UK graduate loan reforms benefitting richer students than low-earners
In light of these changes becoming more politicized, Labour leader Keir Starmer confirmed that he withdrew from his pledge to abolish tuition fees, but asserted that the Labour party will “set out a fairer solution” in the coming weeks.
New research shows that the UK's student loan reforms will serve to benefit the country's best-paid graduates but at the expense of educators, nursing graduates, and other lower- and middle-income earners.
Because of one of the biggest reforms for more than a decade, those who earn lower wages struggle to face an increase in their total lifetime repayments of more than £30,000 ($37,378). However, graduates who are the highest-earning graduates will witness lifetime repayments fall on average by £25,000 ($31,148) according to an analysis by the economic consultancy London Economics.
The research predicts that by 2030, a graduate earning £37,000 would pay back £63,100 ($78,619) during their career, as opposed to a graduate earning £70,000 ($87,216) who would pay back just £55,000 ($68,527).
Senior partner at London Economics, Gavan Conlon, explains, “This is effectively a massive subsidy to predominantly white, predominantly male graduates. It’s deeply regressive.”
Royal College of Nursing director for England, Patricia Marquis, called the reforms "a disgrace and will blatantly disproportionately affect nursing staff."
"It means nurses will be paying back their student debt sooner, more of it, and for longer. At a time when there is a recruitment and retention crisis in the NHS, this will only exacerbate it.”
Read more: UK nurses set to strike until Christmas: Union leader
Recently, and in light of these changes becoming more politicized, Labour leader Keir Starmer confirmed that he withdrew from his pledge to abolish tuition fees, but asserted that the Labour Party will “set out a fairer solution” in the coming weeks.
This comes as young voters are now turning away from the Tory party as they struggle in the cost-of-living crisis and high inflation.
According to the government’s own impact assessment, the student loan reforms are predicted to have a “negative impact” on groups such as women, lower earners and those from disadvantaged backgrounds.
'Reforms will entrench inequality'
This month, the Welsh government announced that the reforms won't be enforced despite historically aligning its student support system with England, saying that the measures would “disproportionately” impact women graduates and “benefit the highest earners”.
Chief executive of the Intergenerational Foundation, Liz Emerson, said, “These reforms will entrench inequality.

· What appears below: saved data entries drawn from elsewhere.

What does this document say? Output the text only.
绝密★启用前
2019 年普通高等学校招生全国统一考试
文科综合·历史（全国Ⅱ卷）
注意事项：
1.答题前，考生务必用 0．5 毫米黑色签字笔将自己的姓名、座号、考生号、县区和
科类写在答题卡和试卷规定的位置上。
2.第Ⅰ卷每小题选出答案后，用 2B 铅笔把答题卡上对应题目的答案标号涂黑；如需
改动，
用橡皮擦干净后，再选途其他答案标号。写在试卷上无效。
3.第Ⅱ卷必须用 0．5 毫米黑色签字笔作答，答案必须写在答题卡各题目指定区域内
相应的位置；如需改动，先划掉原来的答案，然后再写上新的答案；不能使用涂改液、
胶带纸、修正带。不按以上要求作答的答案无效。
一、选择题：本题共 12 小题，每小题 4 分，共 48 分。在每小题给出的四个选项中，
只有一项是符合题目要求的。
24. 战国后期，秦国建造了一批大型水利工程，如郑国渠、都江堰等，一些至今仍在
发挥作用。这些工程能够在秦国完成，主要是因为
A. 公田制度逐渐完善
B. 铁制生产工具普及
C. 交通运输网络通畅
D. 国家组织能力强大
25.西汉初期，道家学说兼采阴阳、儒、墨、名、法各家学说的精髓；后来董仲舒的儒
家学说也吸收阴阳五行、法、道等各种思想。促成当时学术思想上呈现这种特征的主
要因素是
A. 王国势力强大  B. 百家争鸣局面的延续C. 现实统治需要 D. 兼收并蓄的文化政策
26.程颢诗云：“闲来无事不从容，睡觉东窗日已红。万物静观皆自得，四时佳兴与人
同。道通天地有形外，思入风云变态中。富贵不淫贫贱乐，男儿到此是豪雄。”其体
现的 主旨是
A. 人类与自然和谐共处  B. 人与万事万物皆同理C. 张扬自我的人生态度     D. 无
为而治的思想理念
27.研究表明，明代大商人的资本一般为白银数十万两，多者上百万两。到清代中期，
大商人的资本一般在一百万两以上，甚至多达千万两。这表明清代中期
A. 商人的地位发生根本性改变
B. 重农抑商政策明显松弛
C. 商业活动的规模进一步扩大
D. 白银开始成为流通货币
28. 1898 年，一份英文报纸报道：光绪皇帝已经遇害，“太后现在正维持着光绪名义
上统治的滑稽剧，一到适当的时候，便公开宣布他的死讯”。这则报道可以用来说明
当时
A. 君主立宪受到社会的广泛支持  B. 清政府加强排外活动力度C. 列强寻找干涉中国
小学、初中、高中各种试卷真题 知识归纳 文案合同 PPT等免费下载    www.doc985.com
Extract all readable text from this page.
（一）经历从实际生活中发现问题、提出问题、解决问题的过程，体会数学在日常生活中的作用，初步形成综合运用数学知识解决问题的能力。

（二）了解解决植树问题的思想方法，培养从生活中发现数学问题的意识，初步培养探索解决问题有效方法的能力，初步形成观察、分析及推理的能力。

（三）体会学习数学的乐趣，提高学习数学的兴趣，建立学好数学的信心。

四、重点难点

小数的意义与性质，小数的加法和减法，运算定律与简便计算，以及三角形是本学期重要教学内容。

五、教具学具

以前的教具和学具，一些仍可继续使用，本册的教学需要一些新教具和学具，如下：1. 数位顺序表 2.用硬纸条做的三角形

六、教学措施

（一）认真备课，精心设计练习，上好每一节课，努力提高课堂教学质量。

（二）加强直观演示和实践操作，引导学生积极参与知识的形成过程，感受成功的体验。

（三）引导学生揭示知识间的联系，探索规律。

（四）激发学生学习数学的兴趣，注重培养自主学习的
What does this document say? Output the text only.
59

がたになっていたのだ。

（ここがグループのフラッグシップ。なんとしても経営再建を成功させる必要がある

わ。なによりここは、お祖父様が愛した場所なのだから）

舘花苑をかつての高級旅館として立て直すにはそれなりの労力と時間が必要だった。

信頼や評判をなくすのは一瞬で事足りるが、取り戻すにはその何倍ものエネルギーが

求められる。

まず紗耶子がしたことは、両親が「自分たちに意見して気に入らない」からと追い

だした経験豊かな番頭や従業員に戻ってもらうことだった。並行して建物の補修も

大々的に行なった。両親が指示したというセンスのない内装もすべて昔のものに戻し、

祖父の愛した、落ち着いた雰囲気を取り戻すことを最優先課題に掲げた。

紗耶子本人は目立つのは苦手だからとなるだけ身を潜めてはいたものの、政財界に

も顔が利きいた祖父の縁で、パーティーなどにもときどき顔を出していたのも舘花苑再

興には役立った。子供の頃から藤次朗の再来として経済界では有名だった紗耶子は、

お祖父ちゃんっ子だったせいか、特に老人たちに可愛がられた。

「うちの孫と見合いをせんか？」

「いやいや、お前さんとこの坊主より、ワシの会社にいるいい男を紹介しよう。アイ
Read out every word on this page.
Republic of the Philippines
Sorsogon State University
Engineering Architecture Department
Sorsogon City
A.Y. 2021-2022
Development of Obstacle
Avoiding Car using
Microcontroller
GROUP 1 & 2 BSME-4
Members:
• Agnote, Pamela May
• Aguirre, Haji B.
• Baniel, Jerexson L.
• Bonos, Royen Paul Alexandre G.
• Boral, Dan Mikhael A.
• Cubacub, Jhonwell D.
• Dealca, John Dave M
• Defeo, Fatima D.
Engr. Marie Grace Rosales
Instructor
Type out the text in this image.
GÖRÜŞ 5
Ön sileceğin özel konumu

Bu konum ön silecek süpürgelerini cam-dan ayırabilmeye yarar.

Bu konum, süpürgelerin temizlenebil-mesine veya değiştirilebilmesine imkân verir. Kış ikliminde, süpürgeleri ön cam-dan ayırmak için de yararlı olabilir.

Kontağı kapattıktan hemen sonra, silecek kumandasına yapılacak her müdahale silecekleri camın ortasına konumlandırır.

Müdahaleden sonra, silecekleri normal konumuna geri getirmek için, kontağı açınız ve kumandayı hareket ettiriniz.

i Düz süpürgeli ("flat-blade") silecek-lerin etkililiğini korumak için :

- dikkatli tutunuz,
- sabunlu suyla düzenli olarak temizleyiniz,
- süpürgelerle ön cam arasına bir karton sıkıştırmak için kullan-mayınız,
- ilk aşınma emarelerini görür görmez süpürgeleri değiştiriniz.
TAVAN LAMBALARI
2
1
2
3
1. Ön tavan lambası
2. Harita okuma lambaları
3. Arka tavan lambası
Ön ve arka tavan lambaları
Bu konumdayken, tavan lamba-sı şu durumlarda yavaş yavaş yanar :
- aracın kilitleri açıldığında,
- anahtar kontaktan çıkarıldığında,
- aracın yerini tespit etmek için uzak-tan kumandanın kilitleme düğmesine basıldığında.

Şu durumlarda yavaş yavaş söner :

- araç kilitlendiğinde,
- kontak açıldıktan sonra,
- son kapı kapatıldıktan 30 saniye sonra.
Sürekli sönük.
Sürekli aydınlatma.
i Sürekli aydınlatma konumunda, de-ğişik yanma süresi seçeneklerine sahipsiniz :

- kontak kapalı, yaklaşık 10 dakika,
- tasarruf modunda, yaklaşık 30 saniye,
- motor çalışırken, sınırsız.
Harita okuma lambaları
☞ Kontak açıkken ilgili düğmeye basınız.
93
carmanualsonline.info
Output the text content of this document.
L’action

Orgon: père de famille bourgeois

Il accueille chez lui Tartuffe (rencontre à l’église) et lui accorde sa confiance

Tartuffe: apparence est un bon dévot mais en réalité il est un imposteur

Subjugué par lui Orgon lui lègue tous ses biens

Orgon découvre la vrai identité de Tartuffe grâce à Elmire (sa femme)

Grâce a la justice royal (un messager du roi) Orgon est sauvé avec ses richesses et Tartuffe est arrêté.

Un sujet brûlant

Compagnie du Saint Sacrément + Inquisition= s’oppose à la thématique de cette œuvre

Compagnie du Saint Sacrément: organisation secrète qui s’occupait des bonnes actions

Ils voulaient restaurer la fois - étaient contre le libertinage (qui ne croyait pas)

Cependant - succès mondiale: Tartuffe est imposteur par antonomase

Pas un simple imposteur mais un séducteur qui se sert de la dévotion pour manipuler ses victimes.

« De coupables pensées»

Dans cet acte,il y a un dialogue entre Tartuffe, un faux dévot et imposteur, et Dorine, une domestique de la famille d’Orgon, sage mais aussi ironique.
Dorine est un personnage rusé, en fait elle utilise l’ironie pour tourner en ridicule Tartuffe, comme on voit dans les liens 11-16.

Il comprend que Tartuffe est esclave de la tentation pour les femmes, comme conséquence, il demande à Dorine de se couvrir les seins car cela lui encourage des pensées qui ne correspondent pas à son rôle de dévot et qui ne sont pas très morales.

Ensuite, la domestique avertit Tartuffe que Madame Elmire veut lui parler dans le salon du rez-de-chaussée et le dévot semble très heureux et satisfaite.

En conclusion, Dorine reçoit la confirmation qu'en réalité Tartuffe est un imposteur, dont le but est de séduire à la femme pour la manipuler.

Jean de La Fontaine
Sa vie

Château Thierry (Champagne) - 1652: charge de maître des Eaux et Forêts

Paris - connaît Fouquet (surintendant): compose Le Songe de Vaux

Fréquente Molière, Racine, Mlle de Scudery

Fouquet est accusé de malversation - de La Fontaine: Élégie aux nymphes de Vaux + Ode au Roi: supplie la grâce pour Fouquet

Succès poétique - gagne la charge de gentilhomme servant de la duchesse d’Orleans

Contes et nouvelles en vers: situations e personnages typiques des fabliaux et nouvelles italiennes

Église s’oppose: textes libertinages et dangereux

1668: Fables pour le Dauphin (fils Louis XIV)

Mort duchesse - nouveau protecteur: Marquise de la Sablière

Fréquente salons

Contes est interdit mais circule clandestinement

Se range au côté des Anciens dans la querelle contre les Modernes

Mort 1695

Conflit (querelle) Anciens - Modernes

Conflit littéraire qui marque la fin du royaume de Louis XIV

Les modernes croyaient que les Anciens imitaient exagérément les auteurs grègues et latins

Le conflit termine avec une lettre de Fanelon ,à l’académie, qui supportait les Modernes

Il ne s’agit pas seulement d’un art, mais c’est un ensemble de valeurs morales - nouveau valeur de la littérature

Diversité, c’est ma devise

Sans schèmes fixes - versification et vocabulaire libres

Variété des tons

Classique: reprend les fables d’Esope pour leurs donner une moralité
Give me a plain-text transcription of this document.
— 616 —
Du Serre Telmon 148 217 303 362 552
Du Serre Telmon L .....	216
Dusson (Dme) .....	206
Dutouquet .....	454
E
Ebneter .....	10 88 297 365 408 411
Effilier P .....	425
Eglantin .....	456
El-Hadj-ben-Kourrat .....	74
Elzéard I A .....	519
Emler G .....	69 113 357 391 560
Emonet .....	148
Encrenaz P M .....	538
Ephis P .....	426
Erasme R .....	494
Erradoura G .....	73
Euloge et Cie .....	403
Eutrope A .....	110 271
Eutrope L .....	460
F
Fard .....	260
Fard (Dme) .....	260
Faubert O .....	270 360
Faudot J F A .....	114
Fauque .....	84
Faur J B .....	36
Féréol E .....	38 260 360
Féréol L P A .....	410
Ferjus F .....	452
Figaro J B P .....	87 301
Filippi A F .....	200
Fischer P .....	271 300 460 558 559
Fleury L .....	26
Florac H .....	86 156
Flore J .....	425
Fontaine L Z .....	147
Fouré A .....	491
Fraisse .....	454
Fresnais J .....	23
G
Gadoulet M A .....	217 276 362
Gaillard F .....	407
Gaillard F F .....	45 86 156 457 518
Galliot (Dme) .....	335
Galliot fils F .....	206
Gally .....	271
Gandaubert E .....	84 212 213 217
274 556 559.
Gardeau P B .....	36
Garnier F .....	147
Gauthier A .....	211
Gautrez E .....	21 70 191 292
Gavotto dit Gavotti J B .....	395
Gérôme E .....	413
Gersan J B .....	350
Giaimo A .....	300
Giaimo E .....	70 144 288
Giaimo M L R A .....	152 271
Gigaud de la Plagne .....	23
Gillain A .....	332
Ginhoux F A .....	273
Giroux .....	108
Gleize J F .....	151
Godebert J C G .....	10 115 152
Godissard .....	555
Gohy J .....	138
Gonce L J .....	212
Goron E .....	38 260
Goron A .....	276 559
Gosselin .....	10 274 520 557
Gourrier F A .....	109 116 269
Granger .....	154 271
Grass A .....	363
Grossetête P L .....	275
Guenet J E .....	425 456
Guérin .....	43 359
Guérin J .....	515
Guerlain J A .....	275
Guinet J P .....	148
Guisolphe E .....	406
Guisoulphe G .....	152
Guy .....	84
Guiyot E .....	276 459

The only winners will be the best-paid graduates.”
New loan arrangements for students have been set back in February 2022 by ministers to take effect on August 1 this year, as the reforms extend the repayment period from 30 to 40 years while cutting the salary threshold at which payments are made to £25,000 and interest rates reduced on the repayment of the loan to retail price index (RPI) inflation.
Ministers believe this move will increase the number of graduates who pay off their loans in their which cuts taxpayer support for student loans from 44p in the pound to as low as 23p in the pound. Figures estimated by London Economics say the average debt of first-degree graduates on graduation is about £50,800.
Chloe Field, vice president for higher education at the National Union of Students, said: “This is yet more evidence the current system is failing students, and society more widely. On top of the pitiful maintenance loan increases, which have failed to keep pace with inflation, and have left students at the mercy of the cost of living crisis, we believe a major overhaul is needed.”
A Department for Education spokesperson said: “It is important that we have a sustainable student finance system that is fair to students and taxpayers."
“Through these reforms, more than half of borrowers will repay their loans in full, compared to the current rate of 20%... To help students who need further support, we have made an additional £15m available, increasing our student premium funding to £276m this academic year.”